La détermination des temps est le maillon au service de la maitrise des coûts et des délais. Le sujet de la détermination des temps est parfois négligé dans les entreprises, et pourtant les temps constituent un référentiel pour la maitrise des coûts, des délais et le pilotage des indicateurs.

Des temps ont été définis dans des catalogues de temps non remis à jour, et utilisés chaque jour pour élaborer les devis. Les chiffrages sont alors « sécurisés » par des coefficients de sécurité inexplicables. « Si le chiffrage ne passe pas, on rognera ces coefficients pour avoir l'affaire ! »  Ces mêmes temps sont censés être une référence pour le calcul de la performance industrielle, le calcul des coûts de production, de plus c'est la mode du Lean, alors le sujet des temps est « has been » ! Et bien non, déterminer les temps avec objectivité et précision n'a jamais été autant nécessaire pour nos industries tant les marges de manœuvre sont faibles.

 

Il nous semble donc essentiel de rappeler l'importance des deux approches complémentaires sur le sujet des temps industriels : La prédétermination des temps, avec des outils comme le MOST(1) ou le MTS, qui permettent de réaliser des chiffrages à priori (sur plan, sur la base de prototype, sur l'existant avec un seul cycle nécessaire) ; et la détermination des temps sur l'existant avec la chrono-analyse ou chronométrage (postes existants, plusieurs cycles avec jugement d'allure ou d'efficacité).

 

Un service méthodes doit faire preuve d'une grande agilité(2) pour développer les couples produits-process performants, améliorer la productivité sur des moyens de plus en plus « multi-produits / mono-process ». 

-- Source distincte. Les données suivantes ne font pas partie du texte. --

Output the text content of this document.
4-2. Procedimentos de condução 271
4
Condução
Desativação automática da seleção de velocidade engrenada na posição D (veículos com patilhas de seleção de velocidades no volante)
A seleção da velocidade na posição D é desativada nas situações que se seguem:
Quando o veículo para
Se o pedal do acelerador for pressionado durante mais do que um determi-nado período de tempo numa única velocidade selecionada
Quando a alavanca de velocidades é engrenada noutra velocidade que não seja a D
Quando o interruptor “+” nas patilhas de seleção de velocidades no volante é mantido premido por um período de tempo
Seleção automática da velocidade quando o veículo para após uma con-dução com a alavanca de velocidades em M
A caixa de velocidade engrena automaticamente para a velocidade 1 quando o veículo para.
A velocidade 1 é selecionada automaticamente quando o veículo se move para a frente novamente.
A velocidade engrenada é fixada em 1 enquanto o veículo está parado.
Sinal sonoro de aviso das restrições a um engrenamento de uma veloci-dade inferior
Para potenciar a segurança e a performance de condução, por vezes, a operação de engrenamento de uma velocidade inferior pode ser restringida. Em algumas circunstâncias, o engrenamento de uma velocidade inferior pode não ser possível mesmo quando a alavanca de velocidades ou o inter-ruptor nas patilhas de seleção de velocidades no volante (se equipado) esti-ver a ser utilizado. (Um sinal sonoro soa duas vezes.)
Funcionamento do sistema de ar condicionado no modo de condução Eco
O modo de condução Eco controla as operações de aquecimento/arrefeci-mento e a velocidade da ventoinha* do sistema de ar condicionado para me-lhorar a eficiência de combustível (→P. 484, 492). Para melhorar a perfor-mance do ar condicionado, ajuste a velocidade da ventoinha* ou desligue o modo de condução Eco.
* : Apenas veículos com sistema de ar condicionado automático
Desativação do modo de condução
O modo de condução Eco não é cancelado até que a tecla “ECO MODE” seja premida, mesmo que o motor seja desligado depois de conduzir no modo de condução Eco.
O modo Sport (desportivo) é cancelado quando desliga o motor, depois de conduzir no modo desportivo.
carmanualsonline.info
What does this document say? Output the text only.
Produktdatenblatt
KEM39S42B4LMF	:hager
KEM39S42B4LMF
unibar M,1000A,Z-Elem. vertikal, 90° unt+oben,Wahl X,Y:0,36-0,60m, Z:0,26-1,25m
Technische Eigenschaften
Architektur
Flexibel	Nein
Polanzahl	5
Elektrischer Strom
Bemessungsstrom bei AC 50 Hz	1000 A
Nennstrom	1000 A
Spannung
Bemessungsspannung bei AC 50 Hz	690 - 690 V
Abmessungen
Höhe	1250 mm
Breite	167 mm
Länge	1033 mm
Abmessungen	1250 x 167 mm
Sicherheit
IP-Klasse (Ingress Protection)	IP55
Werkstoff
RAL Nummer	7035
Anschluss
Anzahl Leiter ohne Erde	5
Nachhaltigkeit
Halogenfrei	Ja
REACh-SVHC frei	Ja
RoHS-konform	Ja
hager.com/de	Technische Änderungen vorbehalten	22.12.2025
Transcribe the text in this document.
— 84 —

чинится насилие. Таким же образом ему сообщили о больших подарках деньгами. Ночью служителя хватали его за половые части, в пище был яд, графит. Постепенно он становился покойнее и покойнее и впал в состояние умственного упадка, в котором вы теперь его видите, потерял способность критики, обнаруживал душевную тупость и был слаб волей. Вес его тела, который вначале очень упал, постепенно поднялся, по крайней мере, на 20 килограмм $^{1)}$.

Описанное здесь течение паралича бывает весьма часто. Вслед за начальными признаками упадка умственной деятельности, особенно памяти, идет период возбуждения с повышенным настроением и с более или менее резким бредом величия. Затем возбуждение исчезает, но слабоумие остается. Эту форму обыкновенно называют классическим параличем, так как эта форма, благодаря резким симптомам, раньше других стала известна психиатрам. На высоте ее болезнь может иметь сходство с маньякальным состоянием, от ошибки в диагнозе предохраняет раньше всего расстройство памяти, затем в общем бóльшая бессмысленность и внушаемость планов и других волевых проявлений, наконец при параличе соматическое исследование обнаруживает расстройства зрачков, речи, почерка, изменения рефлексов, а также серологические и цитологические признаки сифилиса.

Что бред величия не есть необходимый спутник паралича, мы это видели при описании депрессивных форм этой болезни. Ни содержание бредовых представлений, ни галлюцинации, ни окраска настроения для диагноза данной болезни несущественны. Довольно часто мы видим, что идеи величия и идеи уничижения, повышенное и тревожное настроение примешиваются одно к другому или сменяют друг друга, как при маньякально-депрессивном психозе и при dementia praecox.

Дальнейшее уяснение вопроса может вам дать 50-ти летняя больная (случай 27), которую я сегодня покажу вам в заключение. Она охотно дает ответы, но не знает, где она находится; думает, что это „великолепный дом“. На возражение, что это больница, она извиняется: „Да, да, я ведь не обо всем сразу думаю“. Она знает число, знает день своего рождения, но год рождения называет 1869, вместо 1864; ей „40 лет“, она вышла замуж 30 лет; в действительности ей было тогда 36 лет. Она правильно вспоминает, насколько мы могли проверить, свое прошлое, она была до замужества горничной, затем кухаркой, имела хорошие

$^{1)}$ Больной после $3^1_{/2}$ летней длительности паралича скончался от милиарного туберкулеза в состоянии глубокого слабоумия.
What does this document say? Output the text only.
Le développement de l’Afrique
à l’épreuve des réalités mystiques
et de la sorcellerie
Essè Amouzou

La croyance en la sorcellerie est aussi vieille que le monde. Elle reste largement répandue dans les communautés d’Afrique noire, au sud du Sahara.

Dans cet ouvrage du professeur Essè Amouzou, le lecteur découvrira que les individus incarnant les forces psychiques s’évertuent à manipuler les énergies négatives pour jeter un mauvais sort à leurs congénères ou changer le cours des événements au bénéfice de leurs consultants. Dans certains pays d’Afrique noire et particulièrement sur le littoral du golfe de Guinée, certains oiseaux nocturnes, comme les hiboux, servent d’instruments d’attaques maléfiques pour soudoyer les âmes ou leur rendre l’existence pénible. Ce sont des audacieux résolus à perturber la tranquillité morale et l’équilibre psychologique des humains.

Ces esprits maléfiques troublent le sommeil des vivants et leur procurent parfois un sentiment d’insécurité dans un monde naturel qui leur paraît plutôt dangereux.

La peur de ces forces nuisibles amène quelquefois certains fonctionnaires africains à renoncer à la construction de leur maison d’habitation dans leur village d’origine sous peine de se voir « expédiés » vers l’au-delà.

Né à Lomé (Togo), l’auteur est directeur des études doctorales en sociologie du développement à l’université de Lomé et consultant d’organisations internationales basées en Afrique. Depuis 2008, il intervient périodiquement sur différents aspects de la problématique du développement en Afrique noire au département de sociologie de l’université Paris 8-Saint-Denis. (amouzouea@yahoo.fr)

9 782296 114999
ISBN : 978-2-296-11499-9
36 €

Les missions des Méthodes sont extrêmement variées et régulièrement ajustées en fonction des besoins et de la stratégie de l'entreprise pour :

  • Produire plus (augmentation des capacités),
  • Produire mieux (réduction de la non qualité, amélioration de l'ergonomie),
  • Produire moins cher (réduction des coûts, restauration des marges).

Un bon méthodiste doit également posséder de solides capacités d'écoute, de communication, d'homme de terrain, de pragmatisme, et de « vendeur ». La manière et les arguments amenés dans les démarches méthodes ont parfois plus d'impact que les méthodes elles-mêmes.

« Oh lala, Attention ! »

- Lorsque le service méthodes est considéré comme la « petite main de la production ». 

- Lorsqu' un méthodiste amélioration passe plus de temps derrière son écran que sur le terrain.

- Lorsqu'un méthodiste travaille seul sur son projet et ne communique pas au fil de l'eau.

- Lorsqu'un méthodiste fait des méthodes sans formation méthodes, le bon sens pratique ne suffit pas toujours.

(1) Le MOST est l'évolution du MTM. Il intègre une approche statistique qui simplifie et accélère la détermination des temps, tout en garantissant la précision des résultats grâce aux statistiques. Il est donc beaucoup simple d'apprendre et rapide de chiffrer avec le MOST pour une meilleure précision qu'avec le MTM 1, MTM 2, MTM 3, ou MTS.

(2) Les interactions entre les méthodistes et autres services ne sont pas évoquées dans cet article, cela fera certainement partie d'une prochaine publication dans paroles d'experts.